Isto supõe que a palavra (o que nela se manifesta) sintetiza de modo expressivo um devir, mas não define o processo. E isto porque um manifesto não deixa de ser um jogo – de leitura, de orientação, de antecipação e de projeção – sempre posto à prova.

Arrastada pelo movimento real, parte desta aposta pode então ser refutada, questionada, reorganizada. No caso de Marx e Engels, a Comuna de Paris obrigou-os a rever uma das suas principais teses para dizer que “a classe operária não pode simplesmente tomar posse da máquina estatal existente e pô-la em marcha para os seus próprios fins” (prefácio da edição alemã de 1872), como especulavam com os pontos programáticos que tinham incluído na seção II. Assim, a orientação que impulsiona um manifesto (a sua síntese expressiva) não é dogmática, mas tem algo de plasticidade tática: deve ser capaz de ressoar com avaliações coletivas que ocorrem simultaneamente e em várias instâncias diferentes. Nas lutas e nas casas, nos sótãos e nos bares, nas fábricas e nas praças, nas barricadas e nos rumores. Um manifesto desenha então algo como um plano de coexistência, onde palavras, hipóteses e acontecimentos se referem, reforçam e reforçam mutuamente na medida em que conseguem vibrar e ressoar em diferentes realidades. Isto é também o que produz e alimenta as suas múltiplas traduções.

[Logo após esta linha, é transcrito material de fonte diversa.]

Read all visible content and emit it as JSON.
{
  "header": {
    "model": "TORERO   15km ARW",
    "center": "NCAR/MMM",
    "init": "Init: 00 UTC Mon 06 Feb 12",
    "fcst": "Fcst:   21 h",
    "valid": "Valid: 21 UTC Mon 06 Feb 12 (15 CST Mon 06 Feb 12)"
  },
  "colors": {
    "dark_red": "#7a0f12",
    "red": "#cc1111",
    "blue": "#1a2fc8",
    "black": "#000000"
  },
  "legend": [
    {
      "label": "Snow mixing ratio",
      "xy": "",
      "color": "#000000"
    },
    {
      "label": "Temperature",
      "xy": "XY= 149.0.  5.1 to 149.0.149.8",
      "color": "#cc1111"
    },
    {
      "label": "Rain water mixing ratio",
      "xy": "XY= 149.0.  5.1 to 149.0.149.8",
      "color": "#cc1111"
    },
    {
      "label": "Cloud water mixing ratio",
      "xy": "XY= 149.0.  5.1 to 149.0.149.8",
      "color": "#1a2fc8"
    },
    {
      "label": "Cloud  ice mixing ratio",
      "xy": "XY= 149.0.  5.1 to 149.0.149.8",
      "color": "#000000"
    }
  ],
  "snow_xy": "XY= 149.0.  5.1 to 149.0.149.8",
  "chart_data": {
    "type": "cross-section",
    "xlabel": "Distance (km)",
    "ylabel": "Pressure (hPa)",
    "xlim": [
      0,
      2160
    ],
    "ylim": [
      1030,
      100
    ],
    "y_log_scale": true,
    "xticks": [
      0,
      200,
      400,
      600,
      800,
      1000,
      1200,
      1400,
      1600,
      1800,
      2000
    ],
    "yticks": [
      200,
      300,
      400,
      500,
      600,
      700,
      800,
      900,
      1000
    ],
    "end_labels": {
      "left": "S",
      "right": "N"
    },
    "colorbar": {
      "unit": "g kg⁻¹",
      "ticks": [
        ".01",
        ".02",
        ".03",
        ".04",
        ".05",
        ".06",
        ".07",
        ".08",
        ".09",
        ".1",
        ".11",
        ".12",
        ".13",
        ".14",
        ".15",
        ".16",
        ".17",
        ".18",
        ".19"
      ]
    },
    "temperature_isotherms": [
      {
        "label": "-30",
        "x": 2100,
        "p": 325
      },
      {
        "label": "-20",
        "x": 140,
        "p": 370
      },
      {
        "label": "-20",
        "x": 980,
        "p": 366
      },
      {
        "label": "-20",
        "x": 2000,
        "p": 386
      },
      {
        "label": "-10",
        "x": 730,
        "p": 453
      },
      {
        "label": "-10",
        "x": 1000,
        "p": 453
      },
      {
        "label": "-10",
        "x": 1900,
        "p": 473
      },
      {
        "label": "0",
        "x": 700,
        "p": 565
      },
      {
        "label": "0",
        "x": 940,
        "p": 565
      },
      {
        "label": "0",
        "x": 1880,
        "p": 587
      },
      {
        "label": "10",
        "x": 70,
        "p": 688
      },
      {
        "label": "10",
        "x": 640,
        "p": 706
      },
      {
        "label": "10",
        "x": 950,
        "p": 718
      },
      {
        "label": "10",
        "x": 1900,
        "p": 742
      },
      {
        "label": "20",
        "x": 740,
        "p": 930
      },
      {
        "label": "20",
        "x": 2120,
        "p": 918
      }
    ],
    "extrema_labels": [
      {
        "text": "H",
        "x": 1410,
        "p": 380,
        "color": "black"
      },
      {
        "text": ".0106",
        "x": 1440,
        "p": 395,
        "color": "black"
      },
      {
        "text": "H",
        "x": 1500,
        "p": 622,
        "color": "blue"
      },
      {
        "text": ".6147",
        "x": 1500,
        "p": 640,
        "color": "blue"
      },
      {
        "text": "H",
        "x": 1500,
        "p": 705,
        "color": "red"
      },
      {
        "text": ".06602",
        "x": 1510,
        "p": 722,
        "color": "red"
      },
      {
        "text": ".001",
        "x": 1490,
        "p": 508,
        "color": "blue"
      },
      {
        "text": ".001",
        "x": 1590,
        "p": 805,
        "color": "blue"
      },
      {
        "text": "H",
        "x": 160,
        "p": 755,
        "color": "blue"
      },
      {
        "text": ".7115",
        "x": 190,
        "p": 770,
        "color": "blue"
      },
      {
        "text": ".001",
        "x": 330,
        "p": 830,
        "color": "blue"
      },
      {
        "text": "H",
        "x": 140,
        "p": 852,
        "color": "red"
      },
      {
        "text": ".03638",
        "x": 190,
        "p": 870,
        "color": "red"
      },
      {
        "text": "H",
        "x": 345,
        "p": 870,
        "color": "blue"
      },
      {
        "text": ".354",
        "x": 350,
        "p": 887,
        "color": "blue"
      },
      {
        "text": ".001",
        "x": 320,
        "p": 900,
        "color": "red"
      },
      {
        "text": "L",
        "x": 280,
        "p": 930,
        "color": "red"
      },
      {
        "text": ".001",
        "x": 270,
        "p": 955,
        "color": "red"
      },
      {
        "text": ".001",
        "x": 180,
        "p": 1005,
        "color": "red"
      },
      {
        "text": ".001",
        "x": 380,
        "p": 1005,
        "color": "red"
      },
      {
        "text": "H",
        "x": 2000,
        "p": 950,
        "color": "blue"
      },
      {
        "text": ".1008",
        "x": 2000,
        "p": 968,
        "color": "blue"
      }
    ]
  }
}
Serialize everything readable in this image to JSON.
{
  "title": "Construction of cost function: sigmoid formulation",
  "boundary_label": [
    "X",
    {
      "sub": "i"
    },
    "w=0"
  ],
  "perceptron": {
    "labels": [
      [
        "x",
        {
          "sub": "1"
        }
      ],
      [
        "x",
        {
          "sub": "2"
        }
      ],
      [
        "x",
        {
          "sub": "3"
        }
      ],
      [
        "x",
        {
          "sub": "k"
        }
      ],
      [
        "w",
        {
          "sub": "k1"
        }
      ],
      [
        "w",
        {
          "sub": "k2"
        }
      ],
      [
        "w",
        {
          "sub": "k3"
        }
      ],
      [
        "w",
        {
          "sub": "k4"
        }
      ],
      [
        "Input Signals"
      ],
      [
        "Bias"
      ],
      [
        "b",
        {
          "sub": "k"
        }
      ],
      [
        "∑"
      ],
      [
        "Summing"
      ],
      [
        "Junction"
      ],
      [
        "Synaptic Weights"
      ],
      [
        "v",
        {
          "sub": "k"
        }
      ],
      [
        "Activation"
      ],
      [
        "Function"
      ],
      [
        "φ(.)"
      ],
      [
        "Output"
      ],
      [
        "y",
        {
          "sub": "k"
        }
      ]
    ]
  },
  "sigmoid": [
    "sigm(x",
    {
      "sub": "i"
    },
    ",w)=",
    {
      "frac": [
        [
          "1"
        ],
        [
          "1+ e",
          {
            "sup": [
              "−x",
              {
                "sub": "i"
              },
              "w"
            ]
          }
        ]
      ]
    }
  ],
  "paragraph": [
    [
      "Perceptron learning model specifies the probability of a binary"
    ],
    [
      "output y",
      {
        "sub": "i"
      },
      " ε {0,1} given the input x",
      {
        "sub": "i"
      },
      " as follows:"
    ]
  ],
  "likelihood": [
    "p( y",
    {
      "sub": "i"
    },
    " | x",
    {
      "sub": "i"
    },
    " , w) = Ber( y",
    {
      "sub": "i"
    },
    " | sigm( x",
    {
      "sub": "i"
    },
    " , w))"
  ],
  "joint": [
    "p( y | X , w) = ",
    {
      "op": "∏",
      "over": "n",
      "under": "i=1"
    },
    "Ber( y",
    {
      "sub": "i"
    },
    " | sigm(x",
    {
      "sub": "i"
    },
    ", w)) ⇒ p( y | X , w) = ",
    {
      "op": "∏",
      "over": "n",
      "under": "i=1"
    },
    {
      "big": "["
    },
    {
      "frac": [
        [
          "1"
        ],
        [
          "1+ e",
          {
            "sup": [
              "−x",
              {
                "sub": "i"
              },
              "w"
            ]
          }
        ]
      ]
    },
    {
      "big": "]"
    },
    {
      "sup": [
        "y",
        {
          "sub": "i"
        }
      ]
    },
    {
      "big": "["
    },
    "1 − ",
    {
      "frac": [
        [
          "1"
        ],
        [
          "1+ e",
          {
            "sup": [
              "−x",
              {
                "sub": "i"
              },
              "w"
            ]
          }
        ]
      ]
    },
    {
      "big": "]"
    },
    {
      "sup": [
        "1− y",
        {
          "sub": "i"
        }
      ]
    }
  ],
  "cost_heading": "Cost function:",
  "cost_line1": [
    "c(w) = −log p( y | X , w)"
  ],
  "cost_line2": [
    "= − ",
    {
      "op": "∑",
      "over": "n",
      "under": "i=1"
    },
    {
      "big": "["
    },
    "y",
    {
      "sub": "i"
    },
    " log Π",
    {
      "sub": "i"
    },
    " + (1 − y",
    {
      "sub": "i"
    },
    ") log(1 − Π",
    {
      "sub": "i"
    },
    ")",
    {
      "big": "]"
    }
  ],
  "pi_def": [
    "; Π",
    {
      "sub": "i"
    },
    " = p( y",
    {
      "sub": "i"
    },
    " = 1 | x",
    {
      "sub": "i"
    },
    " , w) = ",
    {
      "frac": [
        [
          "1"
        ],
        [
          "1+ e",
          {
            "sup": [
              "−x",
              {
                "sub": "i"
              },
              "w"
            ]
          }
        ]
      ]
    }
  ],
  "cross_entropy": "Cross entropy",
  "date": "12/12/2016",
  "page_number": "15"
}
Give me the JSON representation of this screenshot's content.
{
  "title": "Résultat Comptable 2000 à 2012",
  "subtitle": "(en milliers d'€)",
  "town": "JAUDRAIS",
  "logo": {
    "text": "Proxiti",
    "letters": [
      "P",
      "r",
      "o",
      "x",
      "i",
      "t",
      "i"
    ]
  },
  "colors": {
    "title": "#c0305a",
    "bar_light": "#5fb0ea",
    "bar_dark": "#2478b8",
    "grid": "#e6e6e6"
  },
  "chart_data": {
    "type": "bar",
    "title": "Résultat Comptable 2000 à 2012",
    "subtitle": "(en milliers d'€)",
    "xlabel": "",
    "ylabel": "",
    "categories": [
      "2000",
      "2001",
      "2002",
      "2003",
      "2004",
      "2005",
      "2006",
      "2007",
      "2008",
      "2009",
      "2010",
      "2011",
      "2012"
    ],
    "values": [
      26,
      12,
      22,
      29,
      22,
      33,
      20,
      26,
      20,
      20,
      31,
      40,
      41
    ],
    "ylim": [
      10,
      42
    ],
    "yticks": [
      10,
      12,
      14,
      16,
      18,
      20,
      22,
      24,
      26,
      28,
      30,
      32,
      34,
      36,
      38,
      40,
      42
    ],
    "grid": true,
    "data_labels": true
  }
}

4. O que significa pensar na existência do proletariado do ponto de vista feminista? Manifesto postula o sujeito da política comunista, lendo-o à contraluz do capital, estabelecendo o antagonismo fundamental (“A condição do capital é o trabalho assalariado”). Poderíamos dizer, em princípio, que os cruzamentos de certas perspectivas feministas, marxistas e anticoloniais fazem um movimento semelhante à afirmação de Marx, mas no interior de um dos pólos do antagonismo. A condição do trabalho assalariado é o trabalho não assalariado, ou a condição do trabalho livre é o trabalho não livre. O que acontece quando um dos pólos é aberto? É o movimento fundamental pelo qual a diferença e a classe se cruzam.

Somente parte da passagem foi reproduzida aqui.